The University of Gloucestershire

group of young men working at a table

Pairing better mentoring and a love of sports to help keep boys at school

The University of Gloucestershire and its partners have created an innovative sports-based course with a gender-responsive approach to support disadvantaged boys and young men.

Paul Hopkins, Visiting Fellow at the University of Gloucestershire, said: “The rate of early school leaving (ESL) is consistently higher among boys than girls in nearly all EU member states, yet there is a shortage of initiatives specifically targeted at boys to try to prevent this.”

More work with boys and men, especially around male mental health and its links to boys’ educational attainment and early school leaving, was needed. The University of Gloucestershire rose to the challenge when it led the Erasmus+ Strategic Partnership project Sport Students as Mentors (SSaMs).

“The University of Gloucestershire's School of Sport & Exercise is one of the largest providers of sport and exercise programmes in the UK," said Paul. University of Gloucestershire Erasmus+ project

"We partnered with four other higher education institutions from Ireland, Czech Republic, Greece and Spain, and a non-government organisation in Italy. We also worked with individuals with various expertise across sport, education, health care and promotion, as well as economics and social welfare.

“Our ultimate aim is to provide sports students with practical skills in mentoring with boys and young men, to help reduce early school leaving by young males.

Innovation to battle early school leaving

“There is currently no other sports-based higher education course that uses boys and young men’s affinity with sport. Nor is there a sports-related, strengths-based methodology used at HE level to address early school leaving and associated concerns."

Young male gender-responsive work was also a new concept for most of the other nations involved in the project, Paul explained.

"The sports-based, gender-responsive approach used to support disadvantaged boys and young men is one of the most innovative aspects of the SSaMs project.

Developing mentoring skills

“Sports personnel are already working with young males in schools and non-formal education settings.
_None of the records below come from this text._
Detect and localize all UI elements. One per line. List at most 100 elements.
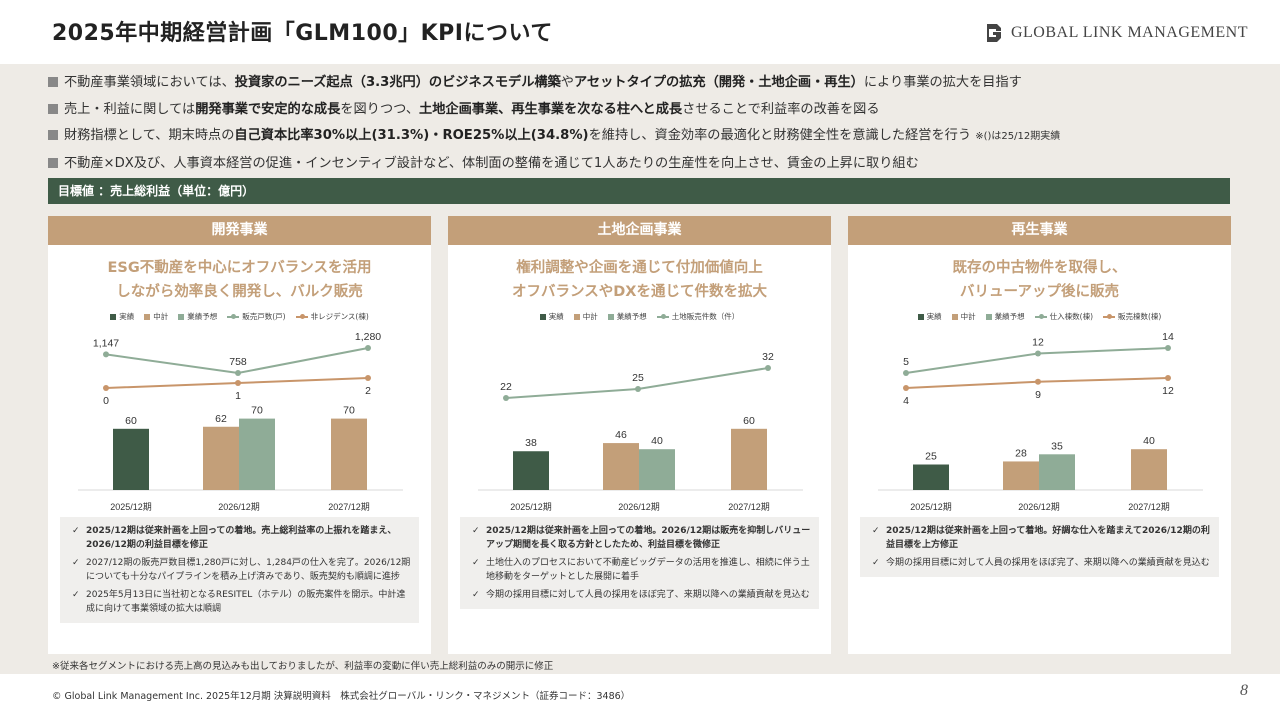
legend-line-icon (227, 313, 240, 319)
line-value-label: 9 (1035, 389, 1041, 401)
chart-legend: 実績 中計 業績予想 販売戸数(戸) 非レジデンス(棟) (48, 311, 431, 322)
line-point (235, 370, 241, 376)
note-text: 今期の採用目標に対して人員の採用をほぼ完了、来期以降への業績貢献を見込む (886, 558, 1210, 568)
legend-label: 実績 (548, 312, 564, 321)
x-tick-label: 2025/12期 (910, 502, 952, 512)
bullet-emphasis: 開発事業で安定的な成長 (195, 101, 341, 117)
line-value-label: 4 (903, 395, 909, 407)
panel-subtitle: 既存の中古物件を取得し、 バリューアップ後に販売 (848, 256, 1231, 304)
x-tick-label: 2025/12期 (510, 502, 552, 512)
checkmark-icon: ✓ (472, 558, 480, 568)
chart-renovation: 25 2025/12期 28 35 2026/12期 40 2027/12期 5 12 14 4 9 1… (878, 331, 1203, 512)
summary-bullets: 不動産事業領域においては、投資家のニーズ起点（3.3兆円）のビジネスモデル構築や… (48, 70, 1258, 177)
checkmark-icon: ✓ (472, 590, 480, 600)
bar (1131, 449, 1167, 490)
legend-swatch (951, 313, 958, 320)
x-tick-label: 2027/12期 (728, 502, 770, 512)
legend-item: 業績予想 (178, 311, 217, 322)
line-value-label: 32 (762, 351, 774, 363)
line-point (365, 375, 371, 381)
bar-value-label: 40 (651, 435, 663, 447)
target-label-bar: 目標値 ：売上総利益（単位：億円） (48, 178, 1230, 204)
panel-renovation: 再生事業 既存の中古物件を取得し、 バリューアップ後に販売 実績 中計 業績予想 仕入… (848, 216, 1231, 654)
panel-title: 土地企画事業 (448, 216, 831, 245)
legend-line-icon (1103, 313, 1115, 319)
line-value-label: 0 (103, 395, 109, 407)
line-point (903, 370, 909, 376)
checkmark-icon: ✓ (472, 526, 480, 536)
x-tick-label: 2027/12期 (328, 502, 370, 512)
line-point (1165, 375, 1171, 381)
line-point (103, 385, 109, 391)
panel-subtitle: 権利調整や企画を通じて付加価値向上 オフバランスやDXを通じて件数を拡大 (448, 256, 831, 304)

However, while these personnel are well placed to work with young males, they often lack the knowledge and skills required to work effectively in supportive education, health, and social contexts.”

Realising that mentoring is a well-established, non-formal method of improving academic attainment, and a technique used in sport to develop key athletic strengths, the University of Gloucestershire decided to use this to tackle the issue.

The sports-based, gender-responsive approach used to support disadvantaged boys and young men and boys is one of the most innovative aspects of the SSaMs project.

“Our project will assist in reducing male ESL by the development of a Higher Education Institute (HEI) course to enhance the knowledge and skills of undergraduate sports students. We have designed an undergraduate module for sports students relevant to their future employability in the sports workplace.

"It will help them to provide mentoring support in future vocational settings for young males who are underachieving at school and so motivate them to stay at school and improve their educational attainment. The course also instructs students on support for young men's mental and emotional health as an issue affecting educational performance.”

Student input

The six partners designed the course content based on existing training materials developed for sports coaches to mentor young males provided by Mengage, who work to improve boys’ educational achievement.

Students in a lecture room in Italy at Erasmus+ project pilot training

The partners produced learning and training materials with the input of 183 sports students, who participated in a pilot of the course.

“Students were critical to the project, and were involved in the needs analysis and piloting of learning materials," Paul said. 

"This had a knock-on effect of awakening an interest in mentoring and a desire to see the module integrated into their university courses. Some participating sports students have continued to develop the work the project started.”

Wider impact

“Most of the partner HEIs will now be offering the module at their institutions, and components of the course will be used in other sports science courses. There is also interest among schools and education providers to use the materials and techniques we pioneered.

"For example, Mengage are promoting SSaMs nationally, via their ‘Raising Boys’ Achievement’ workshops and The National League Trust, which supports community programmes, has expressed an interest in their staff receiving the training.

“This course will provide future professionals with the necessary skills to work with boys and young men, to support their mental and emotional health, and to motivate them to remain in education, and can also prove a valuable tool for developing important life skills.”